Claude Code vs. Codex CLI: OpenAI’s Codex CLI runs tasks inside OpenAI-managed cloud containers with kernel-level sandboxing. Codex prioritizes speed and autonomy at the cost of consistency. Claude Code prioritizes code quality and orchestration at the cost of higher limits and costs. On Terminal Bench, Claude Code ranks 3rd vs. Codex at 19th. But Codex is faster for simpler tasks and its sandboxing model is intrinsically safer for untrusted code execution. The right call depends on your risk tolerance and whether you’re optimizing for speed or correctness.
Where Claude Code Excels
Autonomous multi-file work is where Claude Code shines brightest. Describe the feature, and it inspects the repo, plans the approach, implements across files, runs tests, and opens a PR. The permission-based workflow gives you control - approve file writes and shell commands individually, use auto mode for longer unattended runs, or go full autonomous with --dangerously-skip-permissions (not recommended for production work).
Remote development over SSH and headless server workflows are first-class citizens. The terminal-native architecture means Claude Code fits naturally into tmux sessions, CI pipelines, and scripts. Pipe logs into it with tail -200 app.log | claude -p "find anomalies and explain them". Chain it with other Unix tools. Run it in GitHub Actions or GitLab CI/CD for automated PR review.
The MCP integration means Claude Code can read your Linear tickets, check Slack context, query your production database (carefully), and operate in the same tool ecosystem your team already uses. The plugin system lets you package repeatable workflows - skills for PR review, deployment, translation - and share them across your team.
Where It Struggles
Claude Code is not a replacement for inline IDE completions. If you want immediate single-line suggestions as you type, Copilot or Cursor’s tab completion is faster and lighter. Claude Code is designed for intentional, task-oriented work - not real-time keystroke-level assistance.

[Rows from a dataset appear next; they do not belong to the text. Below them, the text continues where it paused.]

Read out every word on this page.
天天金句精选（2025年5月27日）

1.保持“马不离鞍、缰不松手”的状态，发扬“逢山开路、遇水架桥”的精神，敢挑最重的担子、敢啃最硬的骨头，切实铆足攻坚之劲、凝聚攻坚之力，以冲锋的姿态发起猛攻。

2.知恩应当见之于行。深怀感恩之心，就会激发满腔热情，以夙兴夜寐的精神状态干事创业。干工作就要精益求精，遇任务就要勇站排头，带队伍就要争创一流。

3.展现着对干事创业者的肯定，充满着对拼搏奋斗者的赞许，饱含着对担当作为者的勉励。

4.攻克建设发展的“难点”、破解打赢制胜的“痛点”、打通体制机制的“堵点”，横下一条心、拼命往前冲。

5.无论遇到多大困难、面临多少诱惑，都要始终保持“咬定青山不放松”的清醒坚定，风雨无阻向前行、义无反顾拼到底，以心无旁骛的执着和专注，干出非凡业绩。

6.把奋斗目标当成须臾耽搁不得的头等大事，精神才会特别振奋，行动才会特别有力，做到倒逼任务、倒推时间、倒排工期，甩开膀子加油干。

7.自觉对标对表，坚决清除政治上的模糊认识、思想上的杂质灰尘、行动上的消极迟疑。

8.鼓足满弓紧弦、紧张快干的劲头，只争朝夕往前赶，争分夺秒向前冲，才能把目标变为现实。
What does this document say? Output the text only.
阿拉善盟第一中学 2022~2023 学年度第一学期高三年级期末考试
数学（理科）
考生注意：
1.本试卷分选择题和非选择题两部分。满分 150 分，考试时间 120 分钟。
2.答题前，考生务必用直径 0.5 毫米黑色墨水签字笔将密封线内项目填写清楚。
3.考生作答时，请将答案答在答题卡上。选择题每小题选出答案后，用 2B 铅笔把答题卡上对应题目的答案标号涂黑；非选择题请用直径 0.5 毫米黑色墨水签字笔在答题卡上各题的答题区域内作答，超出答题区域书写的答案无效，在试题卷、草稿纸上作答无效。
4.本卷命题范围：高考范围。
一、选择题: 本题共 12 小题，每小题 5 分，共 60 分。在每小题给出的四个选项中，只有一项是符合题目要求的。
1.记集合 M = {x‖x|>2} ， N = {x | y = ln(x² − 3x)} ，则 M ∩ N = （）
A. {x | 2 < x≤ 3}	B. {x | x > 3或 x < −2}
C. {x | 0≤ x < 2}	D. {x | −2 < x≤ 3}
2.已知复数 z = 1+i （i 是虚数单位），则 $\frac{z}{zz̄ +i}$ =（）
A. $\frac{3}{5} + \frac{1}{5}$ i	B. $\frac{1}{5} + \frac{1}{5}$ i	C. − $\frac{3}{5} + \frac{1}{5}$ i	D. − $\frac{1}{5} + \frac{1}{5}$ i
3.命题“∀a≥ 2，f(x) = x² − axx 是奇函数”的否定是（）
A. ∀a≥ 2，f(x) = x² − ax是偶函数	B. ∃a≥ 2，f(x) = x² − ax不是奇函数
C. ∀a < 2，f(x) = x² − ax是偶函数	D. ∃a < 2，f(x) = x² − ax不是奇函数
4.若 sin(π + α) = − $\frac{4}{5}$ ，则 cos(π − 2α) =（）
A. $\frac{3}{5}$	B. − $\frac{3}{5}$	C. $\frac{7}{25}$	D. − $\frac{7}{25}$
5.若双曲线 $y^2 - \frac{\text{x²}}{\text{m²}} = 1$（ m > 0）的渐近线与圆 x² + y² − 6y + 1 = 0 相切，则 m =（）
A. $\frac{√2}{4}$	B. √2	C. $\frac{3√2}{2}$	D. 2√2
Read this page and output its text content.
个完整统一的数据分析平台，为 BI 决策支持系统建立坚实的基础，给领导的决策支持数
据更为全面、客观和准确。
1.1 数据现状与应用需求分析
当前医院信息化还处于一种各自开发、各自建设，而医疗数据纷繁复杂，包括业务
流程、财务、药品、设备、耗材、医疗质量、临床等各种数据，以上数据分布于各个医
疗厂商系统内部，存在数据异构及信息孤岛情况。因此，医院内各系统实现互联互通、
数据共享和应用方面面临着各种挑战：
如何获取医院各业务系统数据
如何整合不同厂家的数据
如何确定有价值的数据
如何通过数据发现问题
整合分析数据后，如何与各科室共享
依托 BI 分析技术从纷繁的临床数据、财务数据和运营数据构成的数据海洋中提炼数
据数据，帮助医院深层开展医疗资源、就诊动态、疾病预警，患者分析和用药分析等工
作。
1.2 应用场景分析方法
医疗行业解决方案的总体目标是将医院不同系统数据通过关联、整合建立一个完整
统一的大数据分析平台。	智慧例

Visual frontend work is Claude Code’s weakest domain. It can write React components and CSS, but it can’t preview them. You’ll want a browser open alongside, or pair Claude Code with a tool like Bolt or Replit for visual feedback loops.
Cost control requires active attention. Heavy Opus 4.7 usage through the CLI or API can quietly run up significant charges. The June 15 billing split adds another dimension to track. If you’re running custom agents via the Agent SDK, you’ll need to monitor that separate credit pool.
Like every coding agent in 2026, Claude Code needs supervision on production changes. Review diffs, run tests, be cautious with database migrations, and never let any agent push to production without a human in the loop. Auto mode accelerates work - it doesn’t replace judgment.
Verdict
Claude Code is the most capable terminal-native AI coding agent available in May 2026. With Opus 4.7, /ultrareview, agent teams, Remote Control, Channels, Routines, and a thriving MCP plugin ecosystem, it has evolved from a CLI companion into a platform for agentic software development. The pricing turbulence around the Pro plan is a real concern - keep an eye on Anthropic’s pricing page, especially as the June 15 billing split approaches. But if you’re a backend developer, DevOps engineer, or terminal-native power user who wants an AI that handles heavy lifting while you stay in flow, Claude Code is the tool to beat.